In many respects, Edelman’s work is in the mainstream of contemporary consciousness science, and his book can be read as a primer. The broad notion of the “dynamic core” and the emphasis on the importance of large-scale neuronal integration linking anterior and posterior brain regions in the genesis of consciousness have clear parallels in the work of Bernard Baars and Stanislav Dehaene, two other leading theorists of consciousness. The tendency for each of the current theories of consciousness, including Edelman’s, to spawn its own theoretical vocabulary is a sign that the subject is young and still finding its way to a solid scientific consensus.

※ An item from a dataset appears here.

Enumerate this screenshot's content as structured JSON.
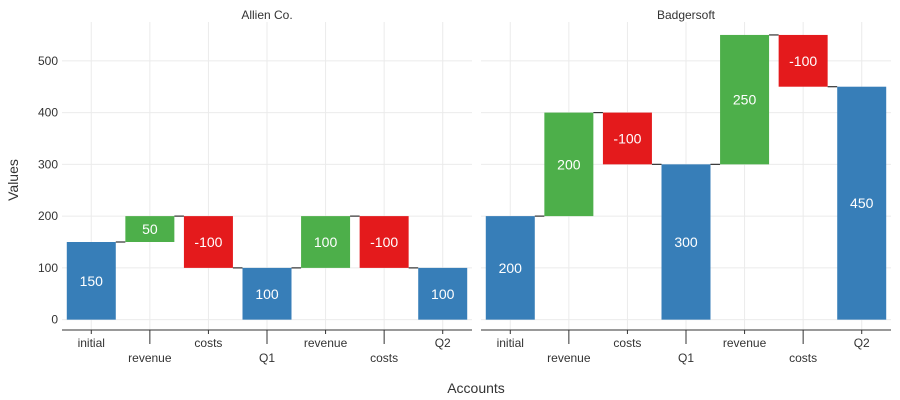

There are some ghosts lurking in the wings of the subject that, I sense, haunt Edelman (along with the rest of us) still. “Consciousness,” of course, is by no means a straightforward term of science; it has a long philosophical, religious, and cultural history that shapes our expectations of what a theory on the subject should deliver. This creates an opportunity — and a need — for philosophers and scientists to renew their old alliance in the study of awareness; this alliance should help us to define what to ask of a scientific theory of consciousness. Although I doubt that he would be comfortable with the following descriptions, Edelman’s account of consciousness suggests to me that he is a property dualist and an epiphenomenalist. That is to say he regards the conscious properties of neural states as different in kind from the physical properties of the brain (he describes these conscious properties without much further explication as resulting from a “phenomenal transform,”), and he regards them as being causally impotent. These claims about the ultimate nature and causal role of mental events enter on difficult, contested ground. None of us will be entirely satisfied with the science of consciousness until this field’s murky philosophical hinterland — which might be labeled, like a medieval map, with the warning “here be monsters” — is clarified.